Endocrine Abstracts

JOINT2057

Introduction: Schwannomas are tumors of the Schwann sheath of peripheral or cranial nerves. Visceral schwannomas are rare, accounting for 1 to 10 percent of all primary retroperitoneal tumors, and only a few cases of adrenal schwannomas have been reported.

Case report: A 23-year-old female patient consulted for abdominal pain, progressing in a context of weight loss of 12 kg over two months. Abdominopelvic CT scan suggested a right suprarenal retroperitoneal mass, seemingly originating from the adrenal gland, measuring 48×61 mm. It was well-defined, with a spontaneous density of 55 HU, heterogeneous, and contained calcifications. Biological tests ruled out pheochromocytoma, Conn’s adenoma, and cortisol-producing adenoma. A right adrenalectomy was performed without complications, revealing a benign schwannoma (spindle cell proliferation, PS100 expression).

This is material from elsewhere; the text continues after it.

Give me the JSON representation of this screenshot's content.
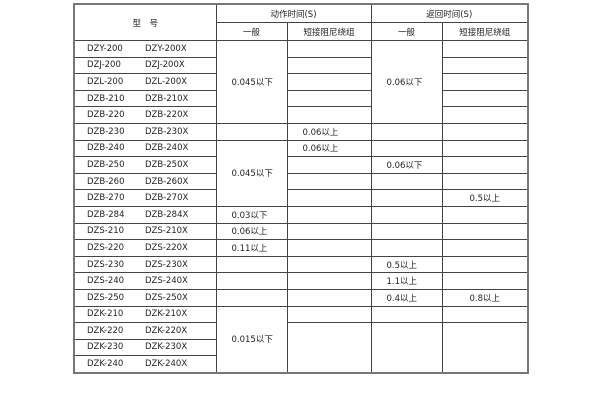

Discussion/Conclusion: Schwannomas are often asymptomatic and incidentally discovered during imaging for an unrelated condition, as observed in our case. Radiological diagnosis is challenging. However, imaging typically shows a solid tumor with calcifications, a cystic component, and a well-defined capsule, allowing localization and assessment of its retroperitoneal positioning. Definitive diagnosis is confirmed by histological analysis of the surgical specimen (presence of Schwann cells, positivity for S-100).